24016
Diagnostic Billing Codes Vs. MINI PAS-ADD Clinical Interview: Big Data Accuracy for Identifying Psychiatric Comorbidities in Adults with ASD

Thursday, May 11, 2017: 5:30 PM-7:00 PM
Golden Gate Ballroom (Marriott Marquis Hotel)
K. J. Cottle1, M. Newman1, A. V. Bakian2, H. Coon1, J. L. Davis1, A. J. Fischer1 and D. Bilder2, (1)University of Utah, Salt Lake City, UT, (2)Psychiatry, University of Utah, Salt Lake City, UT
Background:  Researchers and clinicians report that 11-80% of individuals with ASD suffer from co-occurring psychiatric disorders. Researchers have begun taking advantage of the ease and availability of electronic medical records to study ASD and its comorbidities. Although this method of data collection is widely used to report prevalence estimates for medical conditions, the diagnostic accuracy of this data source for psychiatric conditions is unclear. Psychiatric conditions are more difficult to assess and could be biased by clinician preference, hospital setting, or documentation practices; therefore; it is possible that diagnostic billing code data are not a reliable source of case status identification. However, medical billing records still provide one of the only feasible opportunities to estimate co-occurring psychiatric disorders in large population-based samples.

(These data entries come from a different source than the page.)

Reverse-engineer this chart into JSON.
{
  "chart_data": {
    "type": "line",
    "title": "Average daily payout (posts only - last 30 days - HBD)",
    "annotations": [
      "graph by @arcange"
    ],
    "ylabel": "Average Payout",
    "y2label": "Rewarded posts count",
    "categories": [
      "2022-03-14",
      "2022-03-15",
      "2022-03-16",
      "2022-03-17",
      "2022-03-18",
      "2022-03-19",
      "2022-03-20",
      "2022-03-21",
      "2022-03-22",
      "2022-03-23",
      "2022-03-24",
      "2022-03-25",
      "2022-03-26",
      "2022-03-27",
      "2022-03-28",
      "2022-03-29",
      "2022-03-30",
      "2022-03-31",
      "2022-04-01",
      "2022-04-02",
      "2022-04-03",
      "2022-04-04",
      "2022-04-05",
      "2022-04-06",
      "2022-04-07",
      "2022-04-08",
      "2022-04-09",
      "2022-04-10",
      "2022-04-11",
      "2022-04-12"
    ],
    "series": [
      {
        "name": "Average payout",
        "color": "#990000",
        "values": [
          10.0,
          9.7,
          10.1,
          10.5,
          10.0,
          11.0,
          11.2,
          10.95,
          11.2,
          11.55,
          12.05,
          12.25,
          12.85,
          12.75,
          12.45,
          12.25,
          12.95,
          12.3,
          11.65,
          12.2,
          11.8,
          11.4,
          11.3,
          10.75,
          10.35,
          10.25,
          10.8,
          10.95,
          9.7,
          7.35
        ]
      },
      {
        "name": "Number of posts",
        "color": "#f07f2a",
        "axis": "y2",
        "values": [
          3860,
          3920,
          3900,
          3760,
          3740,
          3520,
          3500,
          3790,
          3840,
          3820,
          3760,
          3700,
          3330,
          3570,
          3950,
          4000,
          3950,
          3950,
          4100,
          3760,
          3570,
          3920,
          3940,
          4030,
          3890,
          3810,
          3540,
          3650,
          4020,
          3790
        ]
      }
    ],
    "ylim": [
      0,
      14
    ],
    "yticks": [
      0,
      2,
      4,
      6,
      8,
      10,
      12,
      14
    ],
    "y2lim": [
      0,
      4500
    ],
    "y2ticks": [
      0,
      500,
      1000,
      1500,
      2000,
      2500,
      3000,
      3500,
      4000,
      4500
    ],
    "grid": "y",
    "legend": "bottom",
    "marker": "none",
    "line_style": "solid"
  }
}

Objectives:  Evaluate the accuracy of using diagnostic billing codes to identify psychiatric comorbidities in adults with ASD.

Methods:  This analysis is part of a larger study investigating medical, psychiatric, and social outcomes of 582 adults with ASD. The Mini PAS-ADD Clinical Interview was administered to assess co-occurring psychiatric disorders. The Utah Population Database provided diagnostic billing codes on psychiatric conditions from the two largest health care systems in the catchment area. All analyses were conducted between Mini PAS-ADD case status and diagnostic billing code case status for depression, expansive mood (bipolar disorder), anxiety, obsessive compulsive, psychosis, and an aggregated variable representing any co-occurring disorder. Chi-square tests were used to test for association. Spearman’s rho was used to measure the strength of correlations. Lastly, sensitivity, specificity, positive predictive value, and negative predictive value estimates were calculated.

Results:  The study sample consisted of 214 participants (84.6% male; mean age 35.4 years, SD=9.8) who had a completed Mini PAS-ADD interview. Fifty-four percent of participants had normal IQ. Significant differences were found in the proportion of ASD cases identified with co-occurring depression [χ2(1)=22.5, p <0.001], expansive mood [χ2(1)=15.0, p <0.001], obsessive compulsive [χ2(1)=9.2, p <0.005], psychosis [χ2(1)=23.3, p <.001], and any co-occurring disorder [χ2(1)=4.0, p <0.047] between the Mini PAS-ADD and diagnostic billing code approaches. In contrast, no difference was identified in the proportion of ASD cases with co-occurring anxiety [χ2(1)=1.5, p=0.22] between the two approaches. There were significant correlations for depression (r=0.32, p< 0.001), expansive mood (r=0.27, p<0.001), obsessive compulsive (r=0.21, p<0.002), psychosis (r=0.33, p<0.001), and any co-occurring disorder (r=0.14, p<0.05). Sensitivity estimates were relatively low, ranging from 24.1-58.2, and specificity estimates were relatively high, ranging from 67.9-92.7.

Conclusions: This preliminary analysis indicates that proportions of co-occurring disorders between data from diagnostic billing codes and diagnoses from the Mini PAS-ADD were discrepant. In addition, the sensitivity estimates were relatively low. Given that semi-structured clinical interviews are a preferred measure of co-occurring psychiatric conditions and the Mini-PAS ADD is empirically validated, the results suggest that diagnostic billing code data may not be a sensitive method of reporting co-occurring psychiatric diagnoses in adults with ASD for many co-occurring conditions. These associations will be explored further using an expanded data set.